I faktycznie, dzięki współpracy urzędu miasta, Uniwersytetu Zielonogórskiego, Lasów Państwowych oraz Wojewódzkiego Funduszu Ochrony Środowiska i Gospodarki Wodnej udało się znaleźć środki na rozbudowę ptasiego schroniska w Ogrodzie Botanicznym. Inwestycja ma kosztować ok. 500 tys. zł i zakończyć się w listopadzie br. Za realizację odpowiada Zakład Gospodarki Mieszkaniowej. W ramach prowadzonych prac powstaną m.in. nowe kontenery, woliery czy też podłączenie do mediów.
- Nasze województwo odznacza się największą lesistością, ptaków mamy sporo - mówi Marek Maciantowicz z Lasów Państwowych. - Czasami zdarzają się kolizje zwierząt z liniami energetycznymi czy z pojazdami. W takiej sytuacji leśnicy często przewożą ptaki do zielonogórskiego azylu. Uznaliśmy, że warto, by Nadleśnictwo Zielona Góra ufundowało jeden z nowych kontenerów.
Ptasie Okno Życia
Jednym z ciekawszych elementów nowego kompleksu będzie Ptasie Okno Życia. - Gdy pracowników nie będzie na miejscu, każdy kto znajdzie zwierzę, będzie mógł je w oknie zostawić i powiadomić nas telefonicznie, a my podejmiemy interwencję - tłumaczy dr Burda.

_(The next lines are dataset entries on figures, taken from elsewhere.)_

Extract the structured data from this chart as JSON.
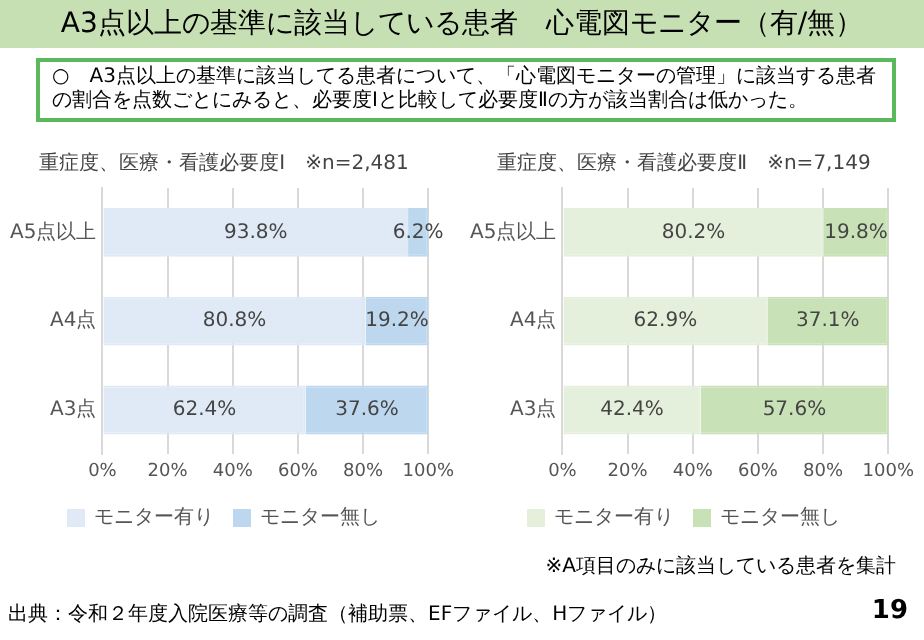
{
  "chart_data": [
    {
      "type": "bar",
      "orientation": "horizontal",
      "stacked": true,
      "title": "重症度、医療・看護必要度Ⅰ　※n=2,481",
      "categories": [
        "A5点以上",
        "A4点",
        "A3点"
      ],
      "series": [
        {
          "name": "モニター有り",
          "color": "#dfeaf6",
          "values": [
            93.8,
            80.8,
            62.4
          ],
          "value_labels": [
            "93.8%",
            "80.8%",
            "62.4%"
          ]
        },
        {
          "name": "モニター無し",
          "color": "#bdd7ee",
          "values": [
            6.2,
            19.2,
            37.6
          ],
          "value_labels": [
            "6.2%",
            "19.2%",
            "37.6%"
          ]
        }
      ],
      "xlim": [
        0,
        100
      ],
      "xticks": [
        {
          "value": 0,
          "label": "0%"
        },
        {
          "value": 20,
          "label": "20%"
        },
        {
          "value": 40,
          "label": "40%"
        },
        {
          "value": 60,
          "label": "60%"
        },
        {
          "value": 80,
          "label": "80%"
        },
        {
          "value": 100,
          "label": "100%"
        }
      ],
      "grid": "x",
      "legend": "bottom",
      "annotations": [
        "A3点以上の基準に該当している患者　心電図モニター（有/無）",
        "○　A3点以上の基準に該当してる患者について、「心電図モニターの管理」に該当する患者の割合を点数ごとにみると、必要度Ⅰと比較して必要度Ⅱの方が該当割合は低かった。"
      ]
    },
    {
      "type": "bar",
      "orientation": "horizontal",
      "stacked": true,
      "title": "重症度、医療・看護必要度Ⅱ　※n=7,149",
      "categories": [
        "A5点以上",
        "A4点",
        "A3点"
      ],
      "series": [
        {
          "name": "モニター有り",
          "color": "#e5f0dc",
          "values": [
            80.2,
            62.9,
            42.4
          ],
          "value_labels": [
            "80.2%",
            "62.9%",
            "42.4%"
          ]
        },
        {
          "name": "モニター無し",
          "color": "#c9e1b6",
          "values": [
            19.8,
            37.1,
            57.6
          ],
          "value_labels": [
            "19.8%",
            "37.1%",
            "57.6%"
          ]
        }
      ],
      "xlim": [
        0,
        100
      ],
      "xticks": [
        {
          "value": 0,
          "label": "0%"
        },
        {
          "value": 20,
          "label": "20%"
        },
        {
          "value": 40,
          "label": "40%"
        },
        {
          "value": 60,
          "label": "60%"
        },
        {
          "value": 80,
          "label": "80%"
        },
        {
          "value": 100,
          "label": "100%"
        }
      ],
      "grid": "x",
      "legend": "bottom",
      "annotations": [
        "※A項目のみに該当している患者を集計",
        "出典：令和２年度入院医療等の調査（補助票、EFファイル、Hファイル）",
        "19"
      ]
    }
  ]
}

Z nowej inwestycji zadowolony jest prof. Leszek Jerzak z UZ, który sprawuje merytoryczną opiekę nad Ogrodem Botanicznym i Ptasim Azylem. - W nowym azylu praktyki będą mogli odbywać studenci, na miejscu będzie też można zbierać cenne materiały badawcze na temat fauny województwa - przekonuje prof. Jerzak. - Chciałbym pochwalić miasto, z tego co wiem, w naszym regionie tylko Zielona Góra inwestuje w Ptasi Azyl, podobne ośrodki są zazwyczaj prywatne lub stanowią element szkół.